I’d been warned… for years.
The pain. The humiliation. The discomfort. Nobody, however, warned me that I’d get a phone call telling me to not apply lotions, oils, deodorants, or powders.
It was time: my first mammogram.
To all of those disappointed that I didn’t live-stream it on Facebook. Too bad, so sad. Honestly, I’d been putting the whole thing off for a year. Every time I logged into the My Chart for UW Health, there was a reminder that I’d not yet schedule (or had) my first, aka “Baseline”, mammogram.
Friends nearly panicked after I turned 40 and declared I’d not yet had one. “What if you have cancer?!” Well, better now than 20 years ago, I guess. The uproar over my not having gone in for a good-old-fashioned boob-smash-n-grab died down after a couple weeks. Then, the other day I thought, “Well shit. I really should get that done.” So, I called and lo-and-behold, they could get me in the very next week, which was yesterday.
Because great minds think alike, my Mom happened to give me a jingle on the phone on Wednesday night while Mr Muse was out with his coworkers at a function. It wasn’t about mammograms, but something else entirely, and we chatted about a few things before I mentioned going in for the appointment.
“Ah, you have your ‘baseline’ imaging. Well, good thing is that it doesn’t run in the family.”
“Nope, just sudden death from cardiac events and diabetes. No cancer here!”
Not to sound flippant, but, the fact of the matter is that cancer doesn’t appear to be an issue in the family lines other than for those who are heavy smokers and drinkers (oops – I AM getting better about that).
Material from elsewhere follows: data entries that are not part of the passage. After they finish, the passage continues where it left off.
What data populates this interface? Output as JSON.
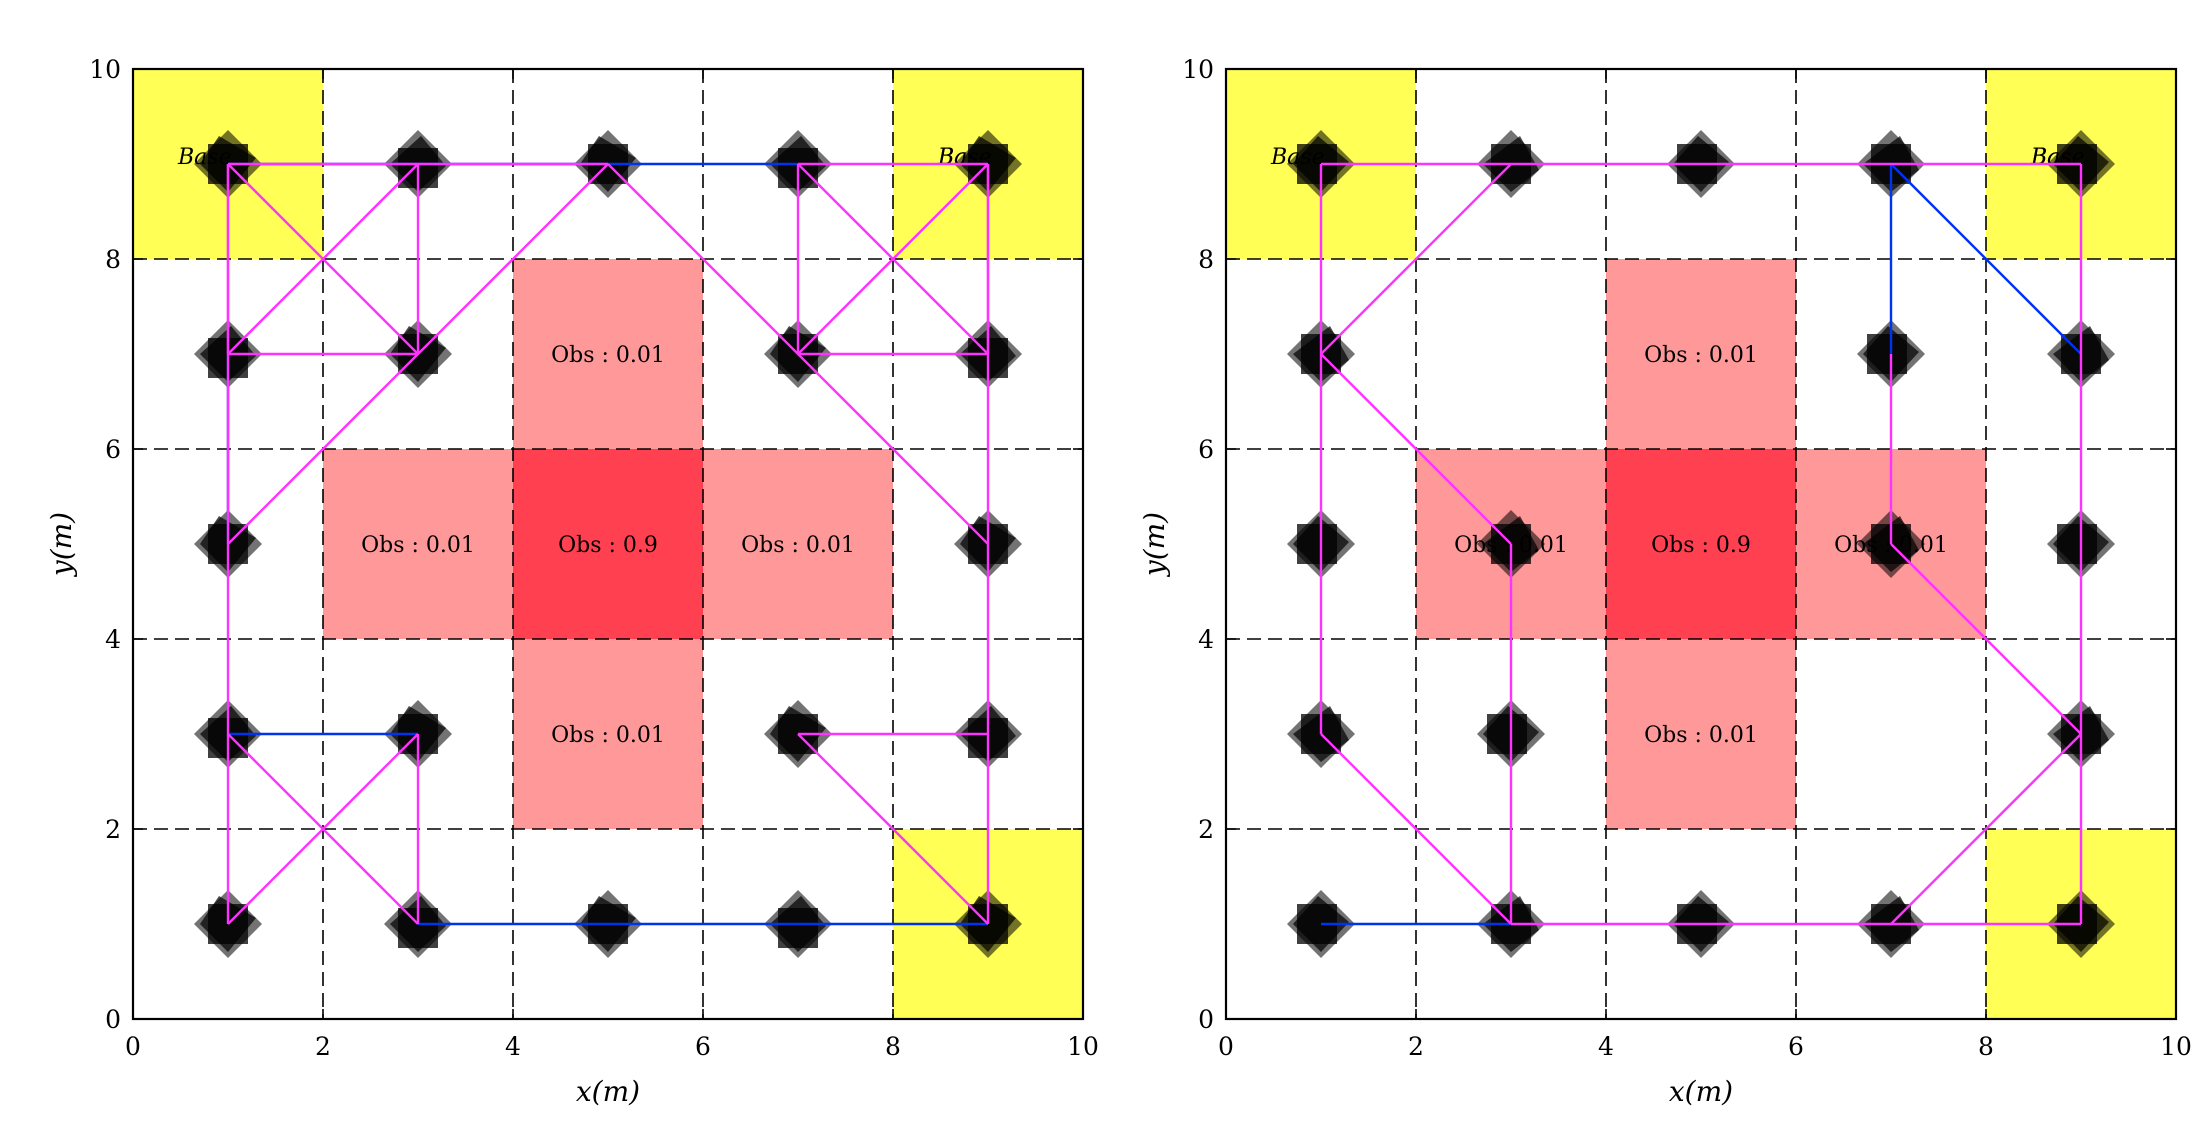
{
  "chart_data": [
    {
      "type": "scatter",
      "title": "",
      "xlabel": "x(m)",
      "ylabel": "y(m)",
      "xlim": [
        0,
        10
      ],
      "ylim": [
        0,
        10
      ],
      "xticks": [
        "0",
        "2",
        "4",
        "6",
        "8",
        "10"
      ],
      "yticks": [
        "0",
        "2",
        "4",
        "6",
        "8",
        "10"
      ],
      "grid": true,
      "grid_style": "dashed",
      "regions": [
        {
          "label": "Base",
          "x": [
            0,
            2
          ],
          "y": [
            8,
            10
          ],
          "color": "#ffff55"
        },
        {
          "label": "Base",
          "x": [
            8,
            10
          ],
          "y": [
            8,
            10
          ],
          "color": "#ffff55"
        },
        {
          "label": "Base",
          "x": [
            8,
            10
          ],
          "y": [
            0,
            2
          ],
          "color": "#ffff55"
        },
        {
          "label": "Obs : 0.01",
          "x": [
            4,
            6
          ],
          "y": [
            6,
            8
          ],
          "color": "#ff9999"
        },
        {
          "label": "Obs : 0.01",
          "x": [
            2,
            4
          ],
          "y": [
            4,
            6
          ],
          "color": "#ff9999"
        },
        {
          "label": "Obs : 0.9",
          "x": [
            4,
            6
          ],
          "y": [
            4,
            6
          ],
          "color": "#ff4050"
        },
        {
          "label": "Obs : 0.01",
          "x": [
            6,
            8
          ],
          "y": [
            4,
            6
          ],
          "color": "#ff9999"
        },
        {
          "label": "Obs : 0.01",
          "x": [
            4,
            6
          ],
          "y": [
            2,
            4
          ],
          "color": "#ff9999"
        }
      ],
      "nodes": [
        {
          "x": 1,
          "y": 9
        },
        {
          "x": 3,
          "y": 9
        },
        {
          "x": 5,
          "y": 9
        },
        {
          "x": 7,
          "y": 9
        },
        {
          "x": 9,
          "y": 9
        },
        {
          "x": 1,
          "y": 7
        },
        {
          "x": 3,
          "y": 7
        },
        {
          "x": 7,
          "y": 7
        },
        {
          "x": 9,
          "y": 7
        },
        {
          "x": 1,
          "y": 5
        },
        {
          "x": 9,
          "y": 5
        },
        {
          "x": 1,
          "y": 3
        },
        {
          "x": 3,
          "y": 3
        },
        {
          "x": 7,
          "y": 3
        },
        {
          "x": 9,
          "y": 3
        },
        {
          "x": 1,
          "y": 1
        },
        {
          "x": 3,
          "y": 1
        },
        {
          "x": 5,
          "y": 1
        },
        {
          "x": 7,
          "y": 1
        },
        {
          "x": 9,
          "y": 1
        }
      ],
      "series": [
        {
          "color": "#0033ee",
          "segments": [
            [
              [
                1,
                9
              ],
              [
                5,
                9
              ],
              [
                7,
                9
              ]
            ],
            [
              [
                1,
                7
              ],
              [
                1,
                5
              ]
            ],
            [
              [
                1,
                3
              ],
              [
                3,
                3
              ]
            ],
            [
              [
                3,
                1
              ],
              [
                9,
                1
              ]
            ]
          ]
        },
        {
          "color": "#ff33ff",
          "segments": [
            [
              [
                1,
                9
              ],
              [
                3,
                9
              ]
            ],
            [
              [
                1,
                9
              ],
              [
                3,
                7
              ]
            ],
            [
              [
                1,
                9
              ],
              [
                1,
                7
              ]
            ],
            [
              [
                3,
                9
              ],
              [
                1,
                7
              ]
            ],
            [
              [
                3,
                9
              ],
              [
                3,
                7
              ]
            ],
            [
              [
                1,
                7
              ],
              [
                3,
                7
              ]
            ],
            [
              [
                3,
                9
              ],
              [
                5,
                9
              ]
            ],
            [
              [
                1,
                5
              ],
              [
                5,
                9
              ]
            ],
            [
              [
                5,
                9
              ],
              [
                9,
                5
              ]
            ],
            [
              [
                7,
                9
              ],
              [
                9,
                9
              ]
            ],
            [
              [
                7,
                9
              ],
              [
                9,
                7
              ]
            ],
            [
              [
                7,
                9
              ],
              [
                7,
                7
              ]
            ],
            [
              [
                9,
                9
              ],
              [
                7,
                7
              ]
            ],
            [
              [
                9,
                9
              ],
              [
                9,
                7
              ]
            ],
            [
              [
                7,
                7
              ],
              [
                9,
                7
              ]
            ],
            [
              [
                9,
                9
              ],
              [
                9,
                1
              ]
            ],
            [
              [
                1,
                9
              ],
              [
                1,
                1
              ]
            ],
            [
              [
                1,
                3
              ],
              [
                3,
                1
              ]
            ],
            [
              [
                1,
                1
              ],
              [
                3,
                3
              ]
            ],
            [
              [
                3,
                3
              ],
              [
                3,
                1
              ]
            ],
            [
              [
                7,
                3
              ],
              [
                9,
                3
              ]
            ],
            [
              [
                7,
                3
              ],
              [
                9,
                1
              ]
            ]
          ]
        }
      ]
    },
    {
      "type": "scatter",
      "title": "",
      "xlabel": "x(m)",
      "ylabel": "y(m)",
      "xlim": [
        0,
        10
      ],
      "ylim": [
        0,
        10
      ],
      "xticks": [
        "0",
        "2",
        "4",
        "6",
        "8",
        "10"
      ],
      "yticks": [
        "0",
        "2",
        "4",
        "6",
        "8",
        "10"
      ],
      "grid": true,
      "grid_style": "dashed",
      "regions": [
        {
          "label": "Base",
          "x": [
            0,
            2
          ],
          "y": [
            8,
            10
          ],
          "color": "#ffff55"
        },
        {
          "label": "Base",
          "x": [
            8,
            10
          ],
          "y": [
            8,
            10
          ],
          "color": "#ffff55"
        },
        {
          "label": "Base",
          "x": [
            8,
            10
          ],
          "y": [
            0,
            2
          ],
          "color": "#ffff55"
        },
        {
          "label": "Obs : 0.01",
          "x": [
            4,
            6
          ],
          "y": [
            6,
            8
          ],
          "color": "#ff9999"
        },
        {
          "label": "Obs : 0.01",
          "x": [
            2,
            4
          ],
          "y": [
            4,
            6
          ],
          "color": "#ff9999"
        },
        {
          "label": "Obs : 0.9",
          "x": [
            4,
            6
          ],
          "y": [
            4,
            6
          ],
          "color": "#ff4050"
        },
        {
          "label": "Obs : 0.01",
          "x": [
            6,
            8
          ],
          "y": [
            4,
            6
          ],
          "color": "#ff9999"
        },
        {
          "label": "Obs : 0.01",
          "x": [
            4,
            6
          ],
          "y": [
            2,
            4
          ],
          "color": "#ff9999"
        }
      ],
      "nodes": [
        {
          "x": 1,
          "y": 9
        },
        {
          "x": 3,
          "y": 9
        },
        {
          "x": 5,
          "y": 9
        },
        {
          "x": 7,
          "y": 9
        },
        {
          "x": 9,
          "y": 9
        },
        {
          "x": 1,
          "y": 7
        },
        {
          "x": 7,
          "y": 7
        },
        {
          "x": 9,
          "y": 7
        },
        {
          "x": 1,
          "y": 5
        },
        {
          "x": 3,
          "y": 5
        },
        {
          "x": 7,
          "y": 5
        },
        {
          "x": 9,
          "y": 5
        },
        {
          "x": 1,
          "y": 3
        },
        {
          "x": 3,
          "y": 3
        },
        {
          "x": 9,
          "y": 3
        },
        {
          "x": 1,
          "y": 1
        },
        {
          "x": 3,
          "y": 1
        },
        {
          "x": 5,
          "y": 1
        },
        {
          "x": 7,
          "y": 1
        },
        {
          "x": 9,
          "y": 1
        }
      ],
      "series": [
        {
          "color": "#0033ee",
          "segments": [
            [
              [
                7,
                9
              ],
              [
                9,
                7
              ]
            ],
            [
              [
                7,
                9
              ],
              [
                7,
                7
              ]
            ],
            [
              [
                1,
                1
              ],
              [
                3,
                1
              ]
            ]
          ]
        },
        {
          "color": "#ff33ff",
          "segments": [
            [
              [
                1,
                9
              ],
              [
                9,
                9
              ]
            ],
            [
              [
                1,
                9
              ],
              [
                1,
                3
              ]
            ],
            [
              [
                1,
                7
              ],
              [
                3,
                9
              ]
            ],
            [
              [
                1,
                7
              ],
              [
                3,
                5
              ]
            ],
            [
              [
                3,
                5
              ],
              [
                3,
                1
              ]
            ],
            [
              [
                1,
                3
              ],
              [
                3,
                1
              ]
            ],
            [
              [
                3,
                1
              ],
              [
                9,
                1
              ]
            ],
            [
              [
                7,
                1
              ],
              [
                9,
                3
              ]
            ],
            [
              [
                9,
                9
              ],
              [
                9,
                1
              ]
            ],
            [
              [
                7,
                7
              ],
              [
                7,
                5
              ]
            ],
            [
              [
                7,
                5
              ],
              [
                9,
                3
              ]
            ]
          ]
        }
      ]
    }
  ]
}
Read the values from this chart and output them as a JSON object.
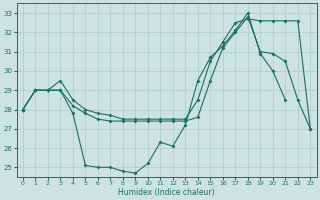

And, this isn’t even a thumbing of the nose at those I DO know who have battled breast cancer – one of the sweetest women I know has battled and won. (And if you’re reading this M, you seriously crack me up and I adore you.)
I really didn’t know what to expect. I had to head to the imaging center, where I had to fill out a form complete with diagrams, and wait to be called back for the appointment.
I laughed to myself as I passed the “Men’s Changing & Locker Room” and was escorted to the “Women’s Changing & Locker Room”. I was told to strip from the waist up after being asked about my lotion/oil/powder/deodorant free status, put on a smock and wait to be called. I mean, really, we’re all adults here… did we need two separate changing rooms? Couldn’t we sit together and ask, “What are you in for?”
As I waited, I recalled the situation of getting into the elevator and hearing an elderly woman say to another woman next to her, “Well, he has cancer, ” gesturing to the man on the other side of the elevator car.
This was a random stranger in a random elevator, and the poor man was standing there, looking at the elevator floor with a “Why are you telling these people I have cancer” look on his face. As I thought about that, a woman walked back into the waiting room to change out of her smock and she shook all over. She told me she was scared because it was her third mammogram in six months and “these are always so scary”.
I am not great at empathizing. I get that deer-in-the-headlights look on my face.
In hindsight wished that Quiet Coyote had taken control of me, because I babbled on about cardiac MRIs and such, but this woman, these people, just wanted to get off their chests that they were scared. The woman in the elevator – her husband had cancer. She was scared. The woman in the changing room – it was her third mammogram in six months and she was scared. Me? It was my first and even though I’ve had medical scares, it wasn’t the time or place to bring those up. I had to shut up and listen.
Hindsight is 20/20. If you’re reading this and one of those folks, I’m truly sorry.
All told, the appointment took about 20 minutes. Janelle, the technician, and I laughed most of the time I was in there. She also informed me that since it was my baseline imaging, that nine out of ten times, I’d be called back for another round of imaging since it was my first one.
Good to know.
The Amusing Muse writes things. Good, bad, or otherwise. She also thought that, despite what she’s been told for decades, having a mammogram wasn’t that big of a deal. It was basically 2 minutes of having your boobs grabbed by a stranger and smashed in a machine. For a good reason.